I drove from Missoula to Pray (about 250 miles east) on Sunday, September 10th, arriving before dinnertime to check into Chico Hot Springs. CHS is a very special place — historic for its dude ranch vibe, its restorative 104-degree soaking pools fed by the springs and its adjacency to Yellowstone. The original lodge, where I stayed, dates to 1900, but the first recorded reference to the Hot Springs goes back to 1865. This is a place for kicking back and relaxing, which I did lots of. But now that there is a Conference Center to host corporate events, people come for multiple reasons.

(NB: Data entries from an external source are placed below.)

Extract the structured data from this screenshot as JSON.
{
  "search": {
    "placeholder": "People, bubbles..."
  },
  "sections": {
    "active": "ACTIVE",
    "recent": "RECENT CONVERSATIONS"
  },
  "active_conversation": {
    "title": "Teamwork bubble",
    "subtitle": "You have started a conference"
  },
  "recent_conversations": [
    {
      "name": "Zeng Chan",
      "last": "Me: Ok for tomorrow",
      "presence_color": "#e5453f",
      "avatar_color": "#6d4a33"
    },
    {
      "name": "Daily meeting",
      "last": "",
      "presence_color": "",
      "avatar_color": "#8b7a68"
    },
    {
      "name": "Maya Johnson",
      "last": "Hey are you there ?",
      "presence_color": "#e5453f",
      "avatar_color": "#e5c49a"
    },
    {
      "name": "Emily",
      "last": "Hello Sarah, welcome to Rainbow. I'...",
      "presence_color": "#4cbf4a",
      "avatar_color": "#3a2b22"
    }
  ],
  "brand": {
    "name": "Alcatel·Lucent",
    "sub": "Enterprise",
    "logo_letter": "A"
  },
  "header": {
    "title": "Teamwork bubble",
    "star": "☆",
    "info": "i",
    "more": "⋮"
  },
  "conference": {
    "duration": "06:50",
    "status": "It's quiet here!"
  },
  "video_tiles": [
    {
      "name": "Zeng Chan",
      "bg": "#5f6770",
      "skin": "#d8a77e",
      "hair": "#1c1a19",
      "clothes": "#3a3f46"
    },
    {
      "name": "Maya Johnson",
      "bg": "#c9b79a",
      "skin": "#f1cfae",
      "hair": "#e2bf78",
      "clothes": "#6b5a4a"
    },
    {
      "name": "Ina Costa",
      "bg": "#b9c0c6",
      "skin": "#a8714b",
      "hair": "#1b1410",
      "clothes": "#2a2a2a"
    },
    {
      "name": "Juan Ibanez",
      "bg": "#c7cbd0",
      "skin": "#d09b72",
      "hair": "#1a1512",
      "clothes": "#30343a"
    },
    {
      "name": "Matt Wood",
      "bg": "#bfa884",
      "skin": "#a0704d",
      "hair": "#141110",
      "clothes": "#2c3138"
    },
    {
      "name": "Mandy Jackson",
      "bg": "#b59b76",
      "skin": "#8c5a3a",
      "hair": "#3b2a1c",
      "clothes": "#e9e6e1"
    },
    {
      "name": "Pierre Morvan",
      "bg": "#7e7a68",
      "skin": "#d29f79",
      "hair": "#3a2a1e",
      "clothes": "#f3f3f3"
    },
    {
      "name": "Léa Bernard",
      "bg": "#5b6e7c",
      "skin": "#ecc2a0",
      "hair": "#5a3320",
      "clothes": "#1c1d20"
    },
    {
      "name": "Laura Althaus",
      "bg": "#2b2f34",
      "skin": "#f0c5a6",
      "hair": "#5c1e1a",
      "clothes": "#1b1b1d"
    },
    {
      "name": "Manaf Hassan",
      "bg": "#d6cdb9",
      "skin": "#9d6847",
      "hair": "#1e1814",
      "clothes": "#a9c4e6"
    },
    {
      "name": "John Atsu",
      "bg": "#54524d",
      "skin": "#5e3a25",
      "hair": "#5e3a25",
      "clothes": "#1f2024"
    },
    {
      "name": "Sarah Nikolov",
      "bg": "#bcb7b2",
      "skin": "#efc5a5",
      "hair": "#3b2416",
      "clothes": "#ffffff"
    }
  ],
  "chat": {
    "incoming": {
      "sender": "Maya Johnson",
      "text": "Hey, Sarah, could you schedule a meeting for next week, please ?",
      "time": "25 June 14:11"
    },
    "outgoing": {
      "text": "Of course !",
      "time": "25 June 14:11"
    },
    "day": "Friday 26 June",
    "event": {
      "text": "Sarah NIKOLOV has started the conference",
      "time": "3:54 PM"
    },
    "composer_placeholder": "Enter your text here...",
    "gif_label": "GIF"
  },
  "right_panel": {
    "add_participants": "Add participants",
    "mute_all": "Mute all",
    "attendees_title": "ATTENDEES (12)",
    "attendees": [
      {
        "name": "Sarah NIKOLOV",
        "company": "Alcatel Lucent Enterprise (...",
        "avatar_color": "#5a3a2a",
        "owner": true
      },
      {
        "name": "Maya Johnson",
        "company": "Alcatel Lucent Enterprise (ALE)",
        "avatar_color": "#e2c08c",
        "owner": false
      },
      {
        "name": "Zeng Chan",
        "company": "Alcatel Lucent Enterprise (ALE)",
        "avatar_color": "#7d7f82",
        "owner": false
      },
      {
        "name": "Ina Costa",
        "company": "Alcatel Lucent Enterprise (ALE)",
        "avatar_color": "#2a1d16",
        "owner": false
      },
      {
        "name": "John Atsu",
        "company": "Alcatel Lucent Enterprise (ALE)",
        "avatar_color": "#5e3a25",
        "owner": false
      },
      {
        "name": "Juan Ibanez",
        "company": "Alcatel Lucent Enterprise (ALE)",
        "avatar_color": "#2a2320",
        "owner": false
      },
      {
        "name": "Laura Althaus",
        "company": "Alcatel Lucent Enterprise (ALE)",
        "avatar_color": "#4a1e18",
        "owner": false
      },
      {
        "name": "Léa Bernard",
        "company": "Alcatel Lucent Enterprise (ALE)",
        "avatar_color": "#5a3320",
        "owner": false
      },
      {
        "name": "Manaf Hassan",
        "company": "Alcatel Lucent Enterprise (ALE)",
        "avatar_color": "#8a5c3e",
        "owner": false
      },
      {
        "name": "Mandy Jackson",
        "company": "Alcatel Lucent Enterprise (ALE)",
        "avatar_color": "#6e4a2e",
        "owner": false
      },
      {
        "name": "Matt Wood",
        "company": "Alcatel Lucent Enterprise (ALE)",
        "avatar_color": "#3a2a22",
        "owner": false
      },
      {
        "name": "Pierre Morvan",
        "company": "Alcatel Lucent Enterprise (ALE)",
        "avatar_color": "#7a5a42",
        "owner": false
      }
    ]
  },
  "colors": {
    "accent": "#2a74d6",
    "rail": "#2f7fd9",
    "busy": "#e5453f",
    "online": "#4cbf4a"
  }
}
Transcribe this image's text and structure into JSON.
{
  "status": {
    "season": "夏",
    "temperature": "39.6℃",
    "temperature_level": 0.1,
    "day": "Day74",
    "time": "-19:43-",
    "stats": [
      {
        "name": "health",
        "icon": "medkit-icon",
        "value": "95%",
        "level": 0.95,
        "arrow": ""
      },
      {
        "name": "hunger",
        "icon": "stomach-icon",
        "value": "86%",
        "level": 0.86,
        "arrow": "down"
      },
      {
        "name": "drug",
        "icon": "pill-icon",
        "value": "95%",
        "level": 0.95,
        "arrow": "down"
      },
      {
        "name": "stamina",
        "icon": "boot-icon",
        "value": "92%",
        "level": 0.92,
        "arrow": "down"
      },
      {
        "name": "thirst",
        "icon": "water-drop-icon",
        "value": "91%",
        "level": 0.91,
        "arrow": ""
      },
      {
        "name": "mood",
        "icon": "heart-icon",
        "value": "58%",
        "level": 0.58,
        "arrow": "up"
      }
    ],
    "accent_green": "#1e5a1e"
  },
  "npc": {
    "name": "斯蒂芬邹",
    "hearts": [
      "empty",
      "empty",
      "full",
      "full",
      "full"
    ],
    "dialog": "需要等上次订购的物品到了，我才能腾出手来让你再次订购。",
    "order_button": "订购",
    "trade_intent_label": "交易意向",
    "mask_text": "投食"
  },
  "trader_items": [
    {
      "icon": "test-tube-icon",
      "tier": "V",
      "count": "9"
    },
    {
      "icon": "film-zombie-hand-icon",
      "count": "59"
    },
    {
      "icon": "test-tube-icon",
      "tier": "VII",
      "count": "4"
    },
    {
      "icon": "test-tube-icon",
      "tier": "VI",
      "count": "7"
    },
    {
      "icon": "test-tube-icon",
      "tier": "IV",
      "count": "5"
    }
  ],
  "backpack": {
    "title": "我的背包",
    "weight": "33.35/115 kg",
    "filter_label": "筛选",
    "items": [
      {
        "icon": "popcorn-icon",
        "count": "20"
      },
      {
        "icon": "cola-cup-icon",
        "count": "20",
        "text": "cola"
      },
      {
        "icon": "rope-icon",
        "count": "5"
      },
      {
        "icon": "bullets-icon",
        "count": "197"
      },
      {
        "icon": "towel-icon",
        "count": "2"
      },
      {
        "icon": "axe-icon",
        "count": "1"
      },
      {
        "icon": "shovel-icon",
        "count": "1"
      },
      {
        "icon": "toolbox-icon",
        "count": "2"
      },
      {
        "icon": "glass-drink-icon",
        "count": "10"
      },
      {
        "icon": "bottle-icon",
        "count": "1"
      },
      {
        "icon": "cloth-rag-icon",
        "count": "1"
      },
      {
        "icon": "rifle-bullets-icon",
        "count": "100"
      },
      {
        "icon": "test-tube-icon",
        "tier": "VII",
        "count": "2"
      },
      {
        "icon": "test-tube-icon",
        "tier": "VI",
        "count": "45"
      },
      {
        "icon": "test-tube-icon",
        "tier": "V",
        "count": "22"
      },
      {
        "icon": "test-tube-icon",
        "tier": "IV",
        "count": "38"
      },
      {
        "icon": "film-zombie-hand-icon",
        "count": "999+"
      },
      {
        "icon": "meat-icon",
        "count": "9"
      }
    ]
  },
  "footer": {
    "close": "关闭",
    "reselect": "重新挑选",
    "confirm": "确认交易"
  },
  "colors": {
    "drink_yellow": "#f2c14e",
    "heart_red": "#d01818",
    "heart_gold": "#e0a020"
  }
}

All local flowers from Bozeman floral designer Remy Greco-Brault, owner of Labellum. Remy taught a pin-on floral workshop after my lecture.

Rocky Mountain Gardening LIVE, with dahlias grown by #kangaroohousegardens in Hamilton, Montana

I was there as guest of Dan and Andra Spurr, editor and publisher of Rocky Mountain Gardening magazine.

This wonderful quarterly magazine is for gardeners throughout the Rocky Mountains, encompassing stories and subscribers from the Canadian-US border down to Colorado and includes Montana, Wyoming, Idaho, and Utah.

I was delighted to speak about Slow Flowers and share the story of what’s happening in Montana and beyond to an audience of more than 80 attendees.

Several flower farmers and florists were there, which made me feel welcome and allowed me to brag about their achievements — including Cindy Hanson of The Herb And Garden in Helena, a Slow Flowers member who I recently featured in Florists’ Review/Slow Flowers Journal.

After my time at Chico Hot Springs, I left knowing that even more folks are supportive of our movement, our cause, and our purpose. I met florists who promised to join and list their businesses on and I made lifelong friends with Dan and Andra, who couldn’t have been more generous in their hospitality.

A final bonus — spending two days with my siblings, Scott Prinzing and his wife Kristen Rickels Prinzing. They live in Billings and have both contributed to Rocky Mountain Gardening in the past, with articles (Kris) and photography (Scott). As a very special treat, they agreed to record the upcoming holiday special music episode of the Slow Flowers Podcast — listen for that Episode 328 on December 20th. I have no musical talent, but it’s nice to have siblings who do!